ALEXANDRA OLGIN, BYLINE: Yeah, exactly. And under questioning from his own defense attorney today, he got pretty emotionally choked up. He wiped tears away a couple times. He talked about what led up to this confrontation. I'm starting with this traffic stop for a broken brake light - and how - Walter Scott after he pulled him over. And then he testified about the struggle that happened off-camera. Slager, who's white, testified he was afraid of Scott, who's black, because he gained control of the officer's Taser during his ground struggle. And here's what Slager said.
MICHAEL SLAGER: Mr. Scott took the Taser - coming after me while we were on the ground in the chest area - and then us breaking apart as I was standing up. And then coming at me again - you know, it was total fear that Mr. Scott didn't stop.
OLGIN: And Slager, actually, then stood up and demonstrated how he saw Scott coming at him with this Taser. And this is the point where this bystander video begins, showing Scott running away from Officer Slager and then Officer Slager planting his feet and shooting repeatedly at Scott as he runs away.
CORNISH: Now, it's unusual for a defendant, especially one in such a high-profile case, to take the stand. What did the prosecution question him about?
OLGIN: Well, first, they had him read this oath that he took as an officer about what situations he can use deadly force - and which he said - you know, only in defense of a human life, including your own as an officer. Now, Officer Slager said he had trouble remembering certain specifics of the entire ground struggle because he said his mind was like spaghetti.

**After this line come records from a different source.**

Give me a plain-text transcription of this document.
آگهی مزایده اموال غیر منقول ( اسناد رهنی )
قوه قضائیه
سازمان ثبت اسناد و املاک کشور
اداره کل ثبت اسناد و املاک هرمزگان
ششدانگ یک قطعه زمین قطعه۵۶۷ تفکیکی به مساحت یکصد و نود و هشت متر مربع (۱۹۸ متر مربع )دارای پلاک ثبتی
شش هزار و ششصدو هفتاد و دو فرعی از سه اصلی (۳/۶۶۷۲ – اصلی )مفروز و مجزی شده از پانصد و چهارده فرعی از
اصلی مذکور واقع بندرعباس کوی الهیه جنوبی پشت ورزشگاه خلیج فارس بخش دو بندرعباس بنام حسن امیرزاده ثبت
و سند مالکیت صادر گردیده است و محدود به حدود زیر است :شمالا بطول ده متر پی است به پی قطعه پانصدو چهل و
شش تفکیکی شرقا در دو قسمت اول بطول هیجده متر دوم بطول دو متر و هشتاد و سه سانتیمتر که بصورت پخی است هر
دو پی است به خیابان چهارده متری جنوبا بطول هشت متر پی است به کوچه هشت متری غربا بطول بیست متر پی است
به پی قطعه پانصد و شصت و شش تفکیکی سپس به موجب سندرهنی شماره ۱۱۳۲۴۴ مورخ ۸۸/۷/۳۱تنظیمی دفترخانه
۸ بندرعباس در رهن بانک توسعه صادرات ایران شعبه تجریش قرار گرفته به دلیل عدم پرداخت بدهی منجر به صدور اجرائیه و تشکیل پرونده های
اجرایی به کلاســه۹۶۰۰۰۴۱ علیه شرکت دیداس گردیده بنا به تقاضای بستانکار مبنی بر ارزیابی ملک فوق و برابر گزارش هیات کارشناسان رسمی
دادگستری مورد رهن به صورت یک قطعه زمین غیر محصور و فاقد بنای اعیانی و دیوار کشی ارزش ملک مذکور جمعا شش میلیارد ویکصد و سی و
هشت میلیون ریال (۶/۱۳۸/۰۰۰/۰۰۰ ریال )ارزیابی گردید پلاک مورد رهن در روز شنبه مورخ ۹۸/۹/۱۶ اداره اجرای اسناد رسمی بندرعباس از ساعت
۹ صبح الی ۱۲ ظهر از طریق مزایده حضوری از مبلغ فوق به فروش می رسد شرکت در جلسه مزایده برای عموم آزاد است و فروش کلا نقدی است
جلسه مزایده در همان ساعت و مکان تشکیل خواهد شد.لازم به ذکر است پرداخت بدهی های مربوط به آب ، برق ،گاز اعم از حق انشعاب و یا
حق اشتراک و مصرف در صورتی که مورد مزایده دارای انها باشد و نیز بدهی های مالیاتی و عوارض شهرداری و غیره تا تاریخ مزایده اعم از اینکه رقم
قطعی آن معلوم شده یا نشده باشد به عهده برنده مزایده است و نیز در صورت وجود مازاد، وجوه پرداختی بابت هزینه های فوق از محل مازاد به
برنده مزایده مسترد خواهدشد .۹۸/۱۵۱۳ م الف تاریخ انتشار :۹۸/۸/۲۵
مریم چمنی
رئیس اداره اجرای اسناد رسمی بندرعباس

He also said at the time the distance, which we now know is 18 feet, that Scott was away from Slager when Slager began firing. He said it seemed a lot closer. Now, the prosecutor actually had Slager get off the stand, come down on the floor of the courtroom in front of the jury and demonstrate how far 18 feet was with a tape measure. And Slager said, yeah, it looks far. But you have to remember that Scott could turn around in a couple seconds and come right back at me.
CORNISH: I know another thing that came up at the trial today was how Slager has used force in other incidents. What more did we learn?
OLGIN: Yeah. So the defense went through each of his use-of-force incidents one by one. There were 18 over the about five years that he was at the North Charleston Police Department. But I want to emphasize that in these use-of-force incidents, his first reaction is to go to his Taser to get the suspect or whoever he is trying to apprehend to comply - doesn't even always use the Taser. But he will sometimes show it - or that was in the record. And, you know, the first - like I said, the first instinct is to pull the Taser, not the gun.
CORNISH: Now, what's left in this case?
OLGIN: So the defense rested late today. We're expecting closing arguments pretty soon. And then it will go to the jury. And the jury has to decide whether this rises to the level of murder. If it does, Slager faces a prison sentence of 30 years to life. Now, one of the most compelling parts of today's testimony was in the end of Slager's questioning, when he was asked if he would do anything differently. And he expressed a little regret. He said if he knew then what he knows now, he would have stayed in the car and called for backup.
CORNISH: Alexandra Olgin is a reporter with South Carolina Public Radio. She spoke to us from the courthouse in Charleston. Thank you.